Oil major and trader Unipec — a subsidiary of oil major Sinopec — has lost a $20.76m arbitration and a fight to break its lease with US Virgin Islands-based terminal Limetree Bay Terminals.

The fight was over the alleged quality of the tanks where the Chinese state-owned player stores and transships vast quantities of US crude, with allegations of contamination of crude from one aframax in 2020 and a series of recent “near misses” on other ships.

In their 55-page 14 September decision, a panel of New York arbitrators found the terminal had not breached the agreement and Unipec could not terminate it and was not justified in withholding fees.

The victorious St Croix-based tank farm is now at the Southern District of New York US federal court, seeking to enforce its American Arbitration Association (AAA) win against US subsidiary Unipec America.

Limetree Bay Terminals has recently been renamed Ocean Point Terminals in order to avoid being tarnished by association with the adjacent Limetree Bay Refinery, formerly its corporate sister but now cut loose and bankrupted after a February 2021 pollution incident.

Both vintage facilities, the refinery and the tank farm, were originally built in 1966 by US oil company Hess Corp and later transferred to Hovensa, a joint venture between Hess and Venezuela’s PDVSA.

In 2015, when the US lifted its crude export ban, Unipec considered but decided against buying it from the estate of bankrupt Hovensa as an offshore base for its US crude storage.

Instead, investors led by Stamford-based Freepoint Commodities and Boston private equity fund ArcLight Capital Partners acquired both for $2.5m. They spent some $400m refurbishing the ageing tank farm for a long-term lease to Unipec, which paid storage fees of about $50m per year as an anchor customer.

The facility now has 167 above-ground tanks with a capacity for storing 34m barrels, including 13m barrels of crude, with seven tanker berths plus a single-point mooring offshore loading system capable of receiving fully-laden VLCCs.

But in July 2021, Unipec unilaterally terminated the 10-year terminal lease agreement over quality complaints, plus an allegation that Limetree Bay Terminals was about to become insolvent.

Between the start and the termination, however, there had been changes not only in Unipec’s view of the fitness of the facilities for storing its oil, but also in its commercial trading needs.

“[Starting] in mid-2017, market conditions changed, and it became less profitable to store crude oil for future sales. Unipec began removing its product from the terminal, and by the first half of 2018 it was barely using the terminal at all,” wrote arbitrators in their unanimous award.

“Market conditions changed dramatically again in about April 2020, largely due to the Covid-19 pandemic, which affected global economic activity adversely and produced ‘super contango’ trading conditions.”

Thanks to the global crisis, Unipec’s usage of the terminal from March to June 2020 leapt from 150,000 barrels to 5.7m barrels.

The Chinese oil major was making profits of about $9m per tank at the St Croix terminal during “super contango”, about $160m in all, and the arbitrators pointed to this robust usage of the facility as undercutting Unipec’s assertions about poor tank quality that it was making during the same period.

Unipec claimed numerous instances of contamination, delays, or “near misses” after loading from a number of ships between 2017 and 2021, supposedly resulting from conditions in the terminal’s infrastructure.

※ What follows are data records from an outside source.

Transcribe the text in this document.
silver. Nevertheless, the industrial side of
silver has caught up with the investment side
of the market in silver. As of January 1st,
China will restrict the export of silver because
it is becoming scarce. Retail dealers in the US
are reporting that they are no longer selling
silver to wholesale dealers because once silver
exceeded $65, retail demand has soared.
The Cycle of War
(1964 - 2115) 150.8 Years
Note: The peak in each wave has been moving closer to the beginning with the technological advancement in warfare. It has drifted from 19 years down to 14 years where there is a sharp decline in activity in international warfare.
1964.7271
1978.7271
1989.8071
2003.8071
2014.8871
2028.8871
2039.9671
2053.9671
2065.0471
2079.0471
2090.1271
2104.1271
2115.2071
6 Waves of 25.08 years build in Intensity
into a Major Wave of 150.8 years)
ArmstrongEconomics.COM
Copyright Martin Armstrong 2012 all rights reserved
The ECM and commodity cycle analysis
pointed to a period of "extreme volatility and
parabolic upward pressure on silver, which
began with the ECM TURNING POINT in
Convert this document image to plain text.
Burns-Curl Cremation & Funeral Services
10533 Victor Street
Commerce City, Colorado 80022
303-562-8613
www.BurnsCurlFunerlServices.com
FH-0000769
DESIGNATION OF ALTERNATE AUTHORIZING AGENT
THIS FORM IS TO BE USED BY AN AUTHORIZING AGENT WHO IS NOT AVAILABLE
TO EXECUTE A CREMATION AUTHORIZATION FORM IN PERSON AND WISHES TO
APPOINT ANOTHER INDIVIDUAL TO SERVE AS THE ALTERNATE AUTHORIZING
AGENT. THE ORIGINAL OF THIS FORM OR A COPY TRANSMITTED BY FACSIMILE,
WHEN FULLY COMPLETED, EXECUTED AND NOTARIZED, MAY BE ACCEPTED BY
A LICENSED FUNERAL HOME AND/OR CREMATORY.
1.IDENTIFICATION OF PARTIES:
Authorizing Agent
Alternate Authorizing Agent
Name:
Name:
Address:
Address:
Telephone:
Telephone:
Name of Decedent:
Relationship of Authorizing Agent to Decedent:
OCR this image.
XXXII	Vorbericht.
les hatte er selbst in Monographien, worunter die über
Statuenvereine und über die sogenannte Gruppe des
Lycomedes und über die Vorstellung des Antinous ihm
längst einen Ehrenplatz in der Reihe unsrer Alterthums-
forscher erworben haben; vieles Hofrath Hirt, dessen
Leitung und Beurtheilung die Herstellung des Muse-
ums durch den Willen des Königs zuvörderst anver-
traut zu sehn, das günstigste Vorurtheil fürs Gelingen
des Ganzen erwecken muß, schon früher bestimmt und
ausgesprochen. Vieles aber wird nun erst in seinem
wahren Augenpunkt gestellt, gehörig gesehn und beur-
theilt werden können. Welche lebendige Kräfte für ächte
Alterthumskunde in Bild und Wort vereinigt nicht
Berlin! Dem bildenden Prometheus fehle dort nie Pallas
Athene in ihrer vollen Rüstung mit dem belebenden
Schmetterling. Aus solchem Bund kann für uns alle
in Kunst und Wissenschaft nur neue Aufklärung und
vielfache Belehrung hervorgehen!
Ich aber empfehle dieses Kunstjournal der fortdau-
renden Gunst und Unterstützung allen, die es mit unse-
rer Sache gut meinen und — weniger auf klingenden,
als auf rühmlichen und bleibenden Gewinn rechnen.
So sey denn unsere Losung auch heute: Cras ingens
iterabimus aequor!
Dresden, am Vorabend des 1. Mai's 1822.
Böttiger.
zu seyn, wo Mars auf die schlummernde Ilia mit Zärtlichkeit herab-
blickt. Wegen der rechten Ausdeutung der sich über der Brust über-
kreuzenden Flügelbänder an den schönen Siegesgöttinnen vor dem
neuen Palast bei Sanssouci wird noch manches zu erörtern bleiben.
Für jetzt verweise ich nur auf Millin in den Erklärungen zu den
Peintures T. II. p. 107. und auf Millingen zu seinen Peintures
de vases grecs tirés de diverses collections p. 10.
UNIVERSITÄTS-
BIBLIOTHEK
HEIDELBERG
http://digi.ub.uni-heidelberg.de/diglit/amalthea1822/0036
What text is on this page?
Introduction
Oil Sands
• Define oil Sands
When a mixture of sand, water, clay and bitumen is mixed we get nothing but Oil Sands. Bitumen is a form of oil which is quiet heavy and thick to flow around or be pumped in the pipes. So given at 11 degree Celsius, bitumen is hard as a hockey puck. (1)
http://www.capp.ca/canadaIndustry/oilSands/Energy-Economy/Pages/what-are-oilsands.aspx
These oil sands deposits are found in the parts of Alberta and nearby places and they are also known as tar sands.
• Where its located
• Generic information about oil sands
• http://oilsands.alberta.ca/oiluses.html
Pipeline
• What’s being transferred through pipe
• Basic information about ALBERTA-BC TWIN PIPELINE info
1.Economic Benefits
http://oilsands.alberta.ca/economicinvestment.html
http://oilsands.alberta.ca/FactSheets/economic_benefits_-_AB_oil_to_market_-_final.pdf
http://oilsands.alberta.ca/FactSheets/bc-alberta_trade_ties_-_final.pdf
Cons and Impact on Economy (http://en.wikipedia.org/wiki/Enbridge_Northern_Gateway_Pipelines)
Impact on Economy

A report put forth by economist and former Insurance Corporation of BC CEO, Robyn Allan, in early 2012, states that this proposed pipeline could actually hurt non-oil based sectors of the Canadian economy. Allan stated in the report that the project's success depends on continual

In the worst incident in April 2020, during the hectic “super contango” period, some 22,000 barrels of Unipec crude from Tsakos Energy Navigation’s 112,700-dwt Parthenon TS (built 2016) went into the wrong onshore tanks and was mixed with lower-quality crude. But arbitrators found that that incident was caused by human error, not bad tanks and pipes, and Limetree Bay Terminals compensated Unipec by buying the accidentally blended crude.

Unipec also named “near misses” involving oil from another Tsakos ship, the 105,400-dwt ISE Princess (built 2009), plus Delta Tankers’ 157,500-dwt Delta Commander (built 2010), Liquimar Tankers’ 166,100-dwt Afroditi (built 2011), Eastern Mediterranean Maritime’s 105,700-dwt Hydra (built 2004), Bergshav’s 105,800-dwt Bergitta (now Sifis, built 2007,), Thenamaris’ 306,500-dwt Seahero (built 2006), and Novoship’s 115,800-dwt NS Lion (built 2007) and 156,700-dwt NS Bora (built 2010).

But arbitrators found that none of these had significant commercial consequences and even taken together did not make Unipec’s case for a pattern of quality problems.

Less than one gallon of crude leaked in the Delta Commander incident, for example.